Alright, judging by the people around me, I’m pretty sure I’m still in Argentina. And we’re at dinner again, so that means I’m in the right group, because I’m pretty sure we’re always eating. But oh god, no, that waitress person is coming straight for me, and if I’m not mistaken, it’s probably going to speak Spanish at me. No, no, I can handle this. I got 5 hours of sleep last night. And there’s somehow more wine in this country, even though I’m convinced our group drank literally all of it last night. Wine sustain me, here goes nothing.

Spanish Ability: 5/10. Me darías un bistec con almohada por favor? También me gusta ir a la playa durante calabaza, de nada. Verdado. Nailed it.
Physical Capacity to Walk: 3/10. More sitting today has ensured that my legs still function. The wine is again attempting to sabotage this ability, but I will not be denied. There are stairs to climb at the hotel, and I remember that fact tonight.
Murderous Intent: 4/10. I killed it when I bought this dashing long-sleeved collared shirt! I may strangle someone with it too if I don’t get 6 hours of sleep tonight.
Ebonics Learned: 9/10. Although my delivery is stilted and still very much in the “Honkey” spectrum of the dialect, I have learned some key phrases like “She’s giving me Christmas,” and “I’m not about that life.” Damn, it feels phenomenal to be a gangster.

Sunday Night, 10:00 PM.

On bus. Go home now. Word hard. Spanish fail. Sleep bueno.

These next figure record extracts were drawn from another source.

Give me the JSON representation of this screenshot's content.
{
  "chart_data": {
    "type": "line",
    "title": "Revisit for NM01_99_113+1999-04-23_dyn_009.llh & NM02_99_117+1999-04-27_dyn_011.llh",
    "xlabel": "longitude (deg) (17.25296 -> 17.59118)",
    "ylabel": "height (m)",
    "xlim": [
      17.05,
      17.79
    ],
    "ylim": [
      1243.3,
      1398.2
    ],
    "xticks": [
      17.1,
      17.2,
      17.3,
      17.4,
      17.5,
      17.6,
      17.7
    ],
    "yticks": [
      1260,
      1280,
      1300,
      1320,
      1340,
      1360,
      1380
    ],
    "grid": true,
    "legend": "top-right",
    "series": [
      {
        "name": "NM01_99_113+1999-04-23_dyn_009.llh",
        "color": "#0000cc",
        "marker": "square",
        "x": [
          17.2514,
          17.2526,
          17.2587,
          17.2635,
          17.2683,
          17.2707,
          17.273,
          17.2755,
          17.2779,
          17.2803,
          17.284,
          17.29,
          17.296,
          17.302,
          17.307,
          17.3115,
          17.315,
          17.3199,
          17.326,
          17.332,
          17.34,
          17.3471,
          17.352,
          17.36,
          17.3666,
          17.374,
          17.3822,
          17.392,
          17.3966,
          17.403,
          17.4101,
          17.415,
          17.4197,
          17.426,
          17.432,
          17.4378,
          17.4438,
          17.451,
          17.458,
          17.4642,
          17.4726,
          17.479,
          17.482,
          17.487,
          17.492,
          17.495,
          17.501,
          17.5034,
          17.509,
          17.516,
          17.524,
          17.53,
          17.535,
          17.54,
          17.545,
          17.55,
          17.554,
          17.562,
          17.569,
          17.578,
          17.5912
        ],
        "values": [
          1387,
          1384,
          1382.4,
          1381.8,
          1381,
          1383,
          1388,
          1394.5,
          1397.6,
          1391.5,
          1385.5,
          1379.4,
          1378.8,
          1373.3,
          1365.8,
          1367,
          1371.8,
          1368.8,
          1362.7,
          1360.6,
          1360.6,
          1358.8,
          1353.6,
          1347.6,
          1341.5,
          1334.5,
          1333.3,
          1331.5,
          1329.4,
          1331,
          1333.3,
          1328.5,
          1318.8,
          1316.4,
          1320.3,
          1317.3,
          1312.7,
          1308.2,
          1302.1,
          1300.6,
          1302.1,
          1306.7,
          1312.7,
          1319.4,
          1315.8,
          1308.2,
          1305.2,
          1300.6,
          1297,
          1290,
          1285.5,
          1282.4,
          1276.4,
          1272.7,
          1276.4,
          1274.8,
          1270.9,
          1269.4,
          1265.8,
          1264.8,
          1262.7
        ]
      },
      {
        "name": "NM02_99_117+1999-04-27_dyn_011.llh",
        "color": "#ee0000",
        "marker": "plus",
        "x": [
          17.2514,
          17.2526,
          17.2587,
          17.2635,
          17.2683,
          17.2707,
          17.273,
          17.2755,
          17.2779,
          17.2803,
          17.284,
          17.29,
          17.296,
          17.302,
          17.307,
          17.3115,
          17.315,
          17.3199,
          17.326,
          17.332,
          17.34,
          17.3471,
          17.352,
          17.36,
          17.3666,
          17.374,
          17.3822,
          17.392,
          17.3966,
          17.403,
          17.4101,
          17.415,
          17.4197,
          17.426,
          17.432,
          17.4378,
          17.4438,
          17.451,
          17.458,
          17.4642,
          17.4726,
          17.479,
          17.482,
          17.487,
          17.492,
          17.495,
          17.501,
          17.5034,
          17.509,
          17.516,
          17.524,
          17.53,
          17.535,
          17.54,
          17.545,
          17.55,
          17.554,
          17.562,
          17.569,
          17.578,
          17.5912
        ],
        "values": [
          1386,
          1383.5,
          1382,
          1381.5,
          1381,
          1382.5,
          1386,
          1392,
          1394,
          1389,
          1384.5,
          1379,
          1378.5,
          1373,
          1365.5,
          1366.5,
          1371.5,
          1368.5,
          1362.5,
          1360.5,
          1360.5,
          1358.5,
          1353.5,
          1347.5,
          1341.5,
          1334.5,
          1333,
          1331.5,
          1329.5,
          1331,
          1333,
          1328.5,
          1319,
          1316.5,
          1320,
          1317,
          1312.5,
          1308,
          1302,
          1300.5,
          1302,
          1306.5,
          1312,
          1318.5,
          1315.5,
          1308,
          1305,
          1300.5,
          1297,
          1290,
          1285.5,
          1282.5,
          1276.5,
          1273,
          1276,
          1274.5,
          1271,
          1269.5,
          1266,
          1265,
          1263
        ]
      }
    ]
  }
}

Spanish Ability: -2/10. No, YOU shut up and give me the hamburguesa with queso, por favor!  Does no one speak American around here!?
Physical Capacity to Walk: 0/10. I believe I was carried to my bus seat. There is no conformation of this aside from the shoulder marks embedded in my stomach. Those could be from anything.
Murderous Intent: 9/10. In most countries, I would be considered feral right now and put down for society’s sake. Thankfully, I’m not in most countries.
Bus Loathing: 93/4 /10. Ha, Harry Potter. Nailed it again.